Mr. Obama saw some of the protests up close. His limousine on the way from Notre Dame back to South Bend Regional Airport passed several dozen protesters shouting and holding signs, including pictures of fetuses and one that said "Notre Dame spiritually sold out."
And as Mr. Obama spoke, on the floor of the Joyce Center in front of him, perhaps a dozen graduates had put on the tops of their mortarboard hats an image of a yellow cross with yellow infants' feet on each side as a silent protest.
Other students put the iconic Obama campaign "O" on their mortarboards, or wrote slogans of support for the president. Keeping with tradition at Notre Dame, the architecture students had on their mortarboards elaborate models of buildings such as the Washington Monument, Leaning Tower of Pisa or the Empire State Building.
Mr. Obama did not shy away from religious imagery in his remarks, and he wore the traditional Notre Dame doctoral gown, with twin images of the school's coat of arms, which has a cross, a star and an excerpt of the prayer Salve Regina.
The president's address came as a new poll by Gallup released Friday showed for the first time in the 15 years they have been surveying on the question that a majority of Americans identify themselves as pro-life. He also spoke as someone who had won the presidency in part because he won a majority of Catholic voters.
In the run-up to the speech, the White House had said Mr. Obama would touch on abortion, but not dwell on it. The president spent five minutes of his 31-minute speech on the topic.
"When we open our hearts and our minds to those who may not think like we do or believe what we do - thats when we discover at least the possibility of common ground," Mr. Obama said.
And he seemed to find plenty with his audience, which gave him a strong ovation when he talked about those who support embryonic stem-cell research because it may help find cures for diseases.
But they also applauded Father Jenkins when he said the Notre Dame community disagrees with Mr. Obama on the sanctity of life and on embryonic stem-cell research, which destroys fertilized embryos, an act the Catholic Church says is killing a person.
In a nod to his hosts, Mr. Obama called for drafting of "a sensible conscience clause" - something Catholic hospitals desire to ensure they will not be forced to offer abortions or other services that violate their religion's teachings. Mr. Obama earlier this year reversed a rule President Bush issued as he left office that expanded a long-standing conscience-clause provision.

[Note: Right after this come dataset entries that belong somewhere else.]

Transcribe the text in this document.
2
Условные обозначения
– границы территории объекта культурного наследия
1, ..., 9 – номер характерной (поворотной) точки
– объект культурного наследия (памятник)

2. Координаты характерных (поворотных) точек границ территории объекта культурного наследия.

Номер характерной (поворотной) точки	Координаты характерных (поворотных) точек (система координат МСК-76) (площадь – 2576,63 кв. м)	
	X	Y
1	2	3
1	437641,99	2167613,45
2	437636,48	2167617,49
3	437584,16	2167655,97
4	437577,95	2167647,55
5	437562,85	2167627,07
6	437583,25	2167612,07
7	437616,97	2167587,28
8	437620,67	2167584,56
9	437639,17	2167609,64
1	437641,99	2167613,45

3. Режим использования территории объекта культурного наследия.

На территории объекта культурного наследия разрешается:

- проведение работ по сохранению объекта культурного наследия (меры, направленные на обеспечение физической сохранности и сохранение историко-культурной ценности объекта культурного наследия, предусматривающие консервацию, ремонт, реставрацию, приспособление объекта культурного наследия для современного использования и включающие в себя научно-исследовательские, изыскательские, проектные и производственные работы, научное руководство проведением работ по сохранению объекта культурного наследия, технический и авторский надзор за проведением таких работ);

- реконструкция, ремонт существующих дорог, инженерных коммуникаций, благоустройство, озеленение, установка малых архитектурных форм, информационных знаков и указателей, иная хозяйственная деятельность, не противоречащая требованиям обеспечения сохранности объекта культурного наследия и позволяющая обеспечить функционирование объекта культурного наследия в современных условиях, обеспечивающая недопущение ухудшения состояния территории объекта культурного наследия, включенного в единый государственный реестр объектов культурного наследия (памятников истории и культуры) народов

Notre Dame was the second commencement speech in Mr. Obama's young presidency.
Last week he spoke at Arizona State University, though that school declined to award him an honorary degree, arguing that its degrees were reserved for those who had shown lifetime achievement in their field, a point about which the president made light.
"So far, I'm only one-for-two as president," Mr. Obama said, joking that Notre Dame's former president, the Rev. Theodore Hesburgh, holds the Guinness World Records title for most honorary degrees, and "is 150 for 150."

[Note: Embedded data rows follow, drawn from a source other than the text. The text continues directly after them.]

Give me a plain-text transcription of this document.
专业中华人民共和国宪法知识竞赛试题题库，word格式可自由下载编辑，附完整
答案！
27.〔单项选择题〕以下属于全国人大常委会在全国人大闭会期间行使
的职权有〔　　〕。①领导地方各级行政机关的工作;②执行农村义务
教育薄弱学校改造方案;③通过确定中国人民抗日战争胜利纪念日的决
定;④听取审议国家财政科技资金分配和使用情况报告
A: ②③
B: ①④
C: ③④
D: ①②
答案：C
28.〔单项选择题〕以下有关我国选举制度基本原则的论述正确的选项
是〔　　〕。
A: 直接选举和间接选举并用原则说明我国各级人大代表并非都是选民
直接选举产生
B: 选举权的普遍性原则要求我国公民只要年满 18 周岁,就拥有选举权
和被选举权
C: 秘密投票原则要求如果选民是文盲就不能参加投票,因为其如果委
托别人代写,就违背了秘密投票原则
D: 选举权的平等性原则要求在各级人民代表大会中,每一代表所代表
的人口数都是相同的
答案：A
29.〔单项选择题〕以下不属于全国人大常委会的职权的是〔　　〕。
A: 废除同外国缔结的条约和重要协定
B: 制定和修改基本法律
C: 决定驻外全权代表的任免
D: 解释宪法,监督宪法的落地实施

"Father Ted, after the ceremony, maybe you can give me some pointers on how to boost my average."
Mr. Obama received standing ovations on his entrance, when he accepted his honorary doctoral degree, when he took the stage for his address and when he finished.
The citation for the degree said Mr. Obama earned it because of his historic election and efforts to renew American diplomacy.

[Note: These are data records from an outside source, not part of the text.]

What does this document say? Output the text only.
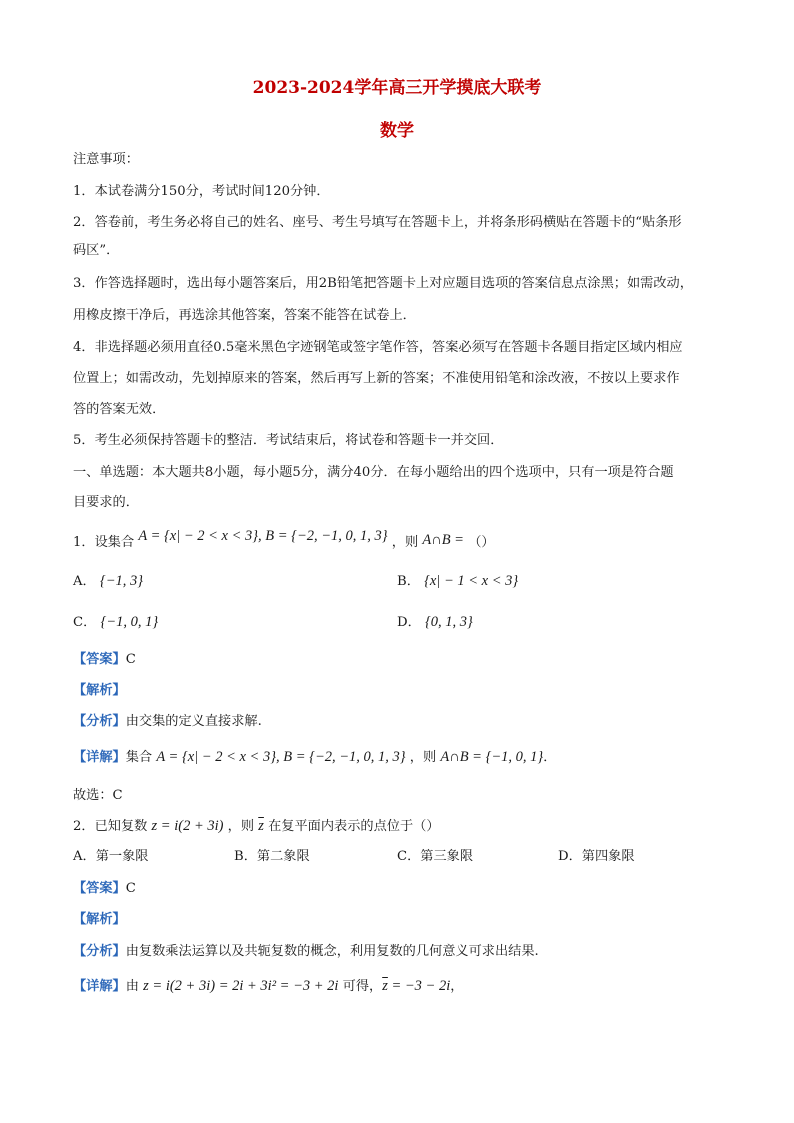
2023-2024学年高三开学摸底大联考
数学
注意事项：
1．本试卷满分150分，考试时间120分钟．
2．答卷前，考生务必将自己的姓名、座号、考生号填写在答题卡上，并将条形码横贴在答题卡的“贴条形
码区”．
3．作答选择题时，选出每小题答案后，用2B铅笔把答题卡上对应题目选项的答案信息点涂黑；如需改动，
用橡皮擦干净后，再选涂其他答案，答案不能答在试卷上．
4．非选择题必须用直径0.5毫米黑色字迹钢笔或签字笔作答，答案必须写在答题卡各题目指定区域内相应
位置上；如需改动，先划掉原来的答案，然后再写上新的答案；不准使用铅笔和涂改液，不按以上要求作
答的答案无效．
5．考生必须保持答题卡的整洁．考试结束后，将试卷和答题卡一并交回．
一、单选题：本大题共8小题，每小题5分，满分40分．在每小题给出的四个选项中，只有一项是符合题
目要求的．
1．设集合 A = {x| − 2 < x < 3}, B = {−2, −1, 0, 1, 3} ，则 A∩B = （）
A． {−1, 3}	B． {x| − 1 < x < 3}
C． {−1, 0, 1}	D． {0, 1, 3}
【答案】C
【解析】
【分析】由交集的定义直接求解.
【详解】集合 A = {x| − 2 < x < 3}, B = {−2, −1, 0, 1, 3} ，则 A∩B = {−1, 0, 1}．
故选：C
2．已知复数 z = i(2 + 3i) ，则 $\overline{z}$ 在复平面内表示的点位于（）
A．第一象限	B．第二象限	C．第三象限	D．第四象限
【答案】C
【解析】
【分析】由复数乘法运算以及共轭复数的概念，利用复数的几何意义可求出结果.
【详解】由 z = i(2 + 3i) = 2i + 3i² = −3 + 2i 可得，$\overline{z} = -3 - 2i$，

"Through his willingness to engage with those who disagree with him and encourage people of faith to bring their beliefs to the public debate, he is inspiring this nation to heal its divisions of religion, culture, race and politics in the audacious hope for a brighter tomorrow," the citation said.
Of the other seven honorary degree recipients, only one received a standing ovation. Cindy Parseghian, daughter-in-law of legendary Notre Dame football coach Ara Parseghian, runs a foundation to find a cure for a rare, fatal genetic disorder that has claimed the lives of three of her four children.